By: Tom Cloyd; reviewed: 2025-08-19:0827 Pacific Time (USA))

[under development]

NOTE: Bookmark this location. It cannot be reached (located) from any of the other regular pages of this website. If you click to some other page not listed below, you can only return here using your browser’s back button or using the direct link.

Page contents…

About articles I publish that have been written by AI

I have been using AI (artificial intelligence) for quite some time. I have also been educating myself on the general topic of AI so that I can use it well.

When we ask an AI model to answer a question it can give an incorrect answer, or even a nonsense answer. (But, then, so can a person!)

I have worked mainly with three of the major models (I discuss this more below), and I’ve generally gotten excellent results. I am particularly happy with the Anthropic “Claude” model. I now have a paid subscription to this model, so that I can use its advanced features.

I often use AI models to research a topic for me, as a supplement to regular Internet search. When I do this I ask for a detailed answer to a question, accompanied by cited sources that can be checked.

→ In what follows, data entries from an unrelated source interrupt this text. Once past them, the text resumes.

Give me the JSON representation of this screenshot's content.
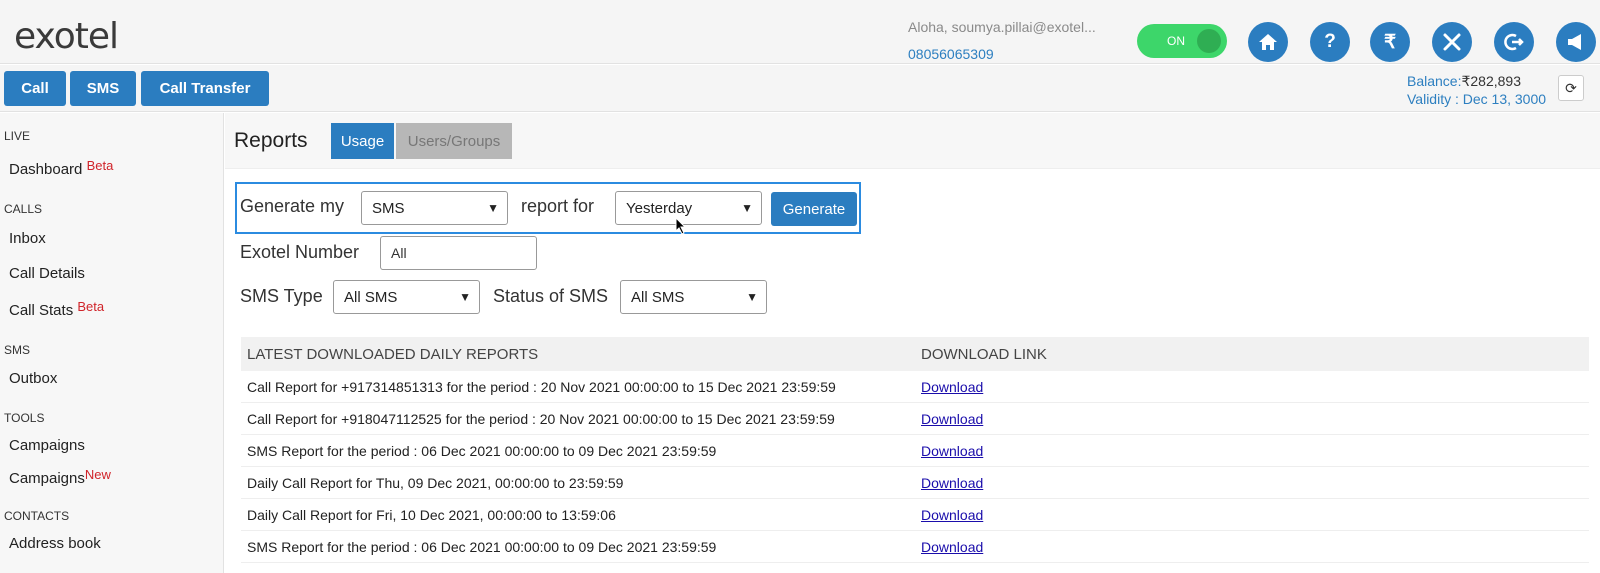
{
  "header": {
    "logo_text": "exotel",
    "greeting": "Aloha, soumya.pillai@exotel...",
    "phone": "08056065309",
    "toggle_label": "ON",
    "icons": [
      "home-icon",
      "help-icon",
      "rupee-icon",
      "tools-icon",
      "logout-icon",
      "announcement-icon"
    ],
    "icon_glyphs": [
      "⌂",
      "?",
      "₹",
      "✕",
      "⇥",
      "📢"
    ]
  },
  "topbar": {
    "buttons": [
      "Call",
      "SMS",
      "Call Transfer"
    ],
    "balance_label": "Balance:",
    "balance_value": "₹282,893",
    "validity": "Validity : Dec 13, 3000"
  },
  "sidebar": {
    "live": "LIVE",
    "dashboard": "Dashboard",
    "dashboard_badge": "Beta",
    "calls": "CALLS",
    "inbox": "Inbox",
    "call_details": "Call Details",
    "call_stats": "Call Stats",
    "call_stats_badge": "Beta",
    "sms": "SMS",
    "outbox": "Outbox",
    "tools": "TOOLS",
    "campaigns": "Campaigns",
    "campaigns2": "Campaigns",
    "campaigns2_badge": "New",
    "contacts": "CONTACTS",
    "address_book": "Address book"
  },
  "main": {
    "title": "Reports",
    "tab_usage": "Usage",
    "tab_users": "Users/Groups",
    "generate_my": "Generate my",
    "report_type": "SMS",
    "report_for": "report for",
    "period": "Yesterday",
    "generate_btn": "Generate",
    "exotel_number_label": "Exotel Number",
    "exotel_number_value": "All",
    "sms_type_label": "SMS Type",
    "sms_type_value": "All SMS",
    "status_label": "Status of SMS",
    "status_value": "All SMS"
  },
  "table": {
    "col1": "LATEST DOWNLOADED DAILY REPORTS",
    "col2": "DOWNLOAD LINK",
    "rows": [
      {
        "report": "Call Report for +917314851313 for the period : 20 Nov 2021 00:00:00 to 15 Dec 2021 23:59:59",
        "link": "Download"
      },
      {
        "report": "Call Report for +918047112525 for the period : 20 Nov 2021 00:00:00 to 15 Dec 2021 23:59:59",
        "link": "Download"
      },
      {
        "report": "SMS Report for the period : 06 Dec 2021 00:00:00 to 09 Dec 2021 23:59:59",
        "link": "Download"
      },
      {
        "report": "Daily Call Report for Thu, 09 Dec 2021, 00:00:00 to 23:59:59",
        "link": "Download"
      },
      {
        "report": "Daily Call Report for Fri, 10 Dec 2021, 00:00:00 to 13:59:06",
        "link": "Download"
      },
      {
        "report": "SMS Report for the period : 06 Dec 2021 00:00:00 to 09 Dec 2021 23:59:59",
        "link": "Download"
      }
    ]
  }
}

If I think the result research report is likely to be useful to others, I may publish it on one of my two websites, but always with proper author attribution, and only after I have assured myself that the article can be trusted. That means that I have checked the main assertions of the article against the cited sources and confirmed that the assertions correctly represent the sources.

This is something that any thinking person should do with any article, regardless of how it was written. Something isn’t to be trusted just because we understand what it’s saying! Unfortunately, most written material we encounter does NOT have cited sources. (For example, consider newspapers; or TV news broadcasts, or virtually all magazine articles or website pages!!!) This means that what is being asserted cannot be checked. Most people don’t concern themselves about this, and this is one reason we have such a problem in our times with misinformation.

At times, I will publish in a private location AI-written articles which I am still checking, usually because my early indications are that it can be trusted. I will always link to this statement, here on this page, when I do.

About this article - IMPORTANT

This is a very early version. Most of the planned content is not yet here (as of Monday 2025-09-01).

How I currently use AI

AI LLM’s preferred:

All three of these models produce rich output of great potential value, when pushed into their “deep research” modes. For important questions, I use all three, save the output in markdown text files, and study each carefully - both for the ideas and for the sources.

This is significant work, but clearly faster than old-style prowling-the-stacks library methods, although this prowling is not completely avoided in many cases.

In summary, AI proves to be a fast and hard-working research assistant whose work in every case must be gleaned and carefully checked. (But that would be the case with any research assistant.)

I access these models most often, in this order:

  • Claude - I have consistently found reports from this LLM to be richly valuable.
  • ChatGPT - One of the nice features of this LLM is that it responds to an initial prompt with 3 questions whose clear function is to increase the specificity of the user’s request. This not only reduces the work it has to do but also increases the likelihood of user satisfaction with the outcome report.
  • Google Gemini - This LLM’s deep research reports are invariably thorough and absorbing.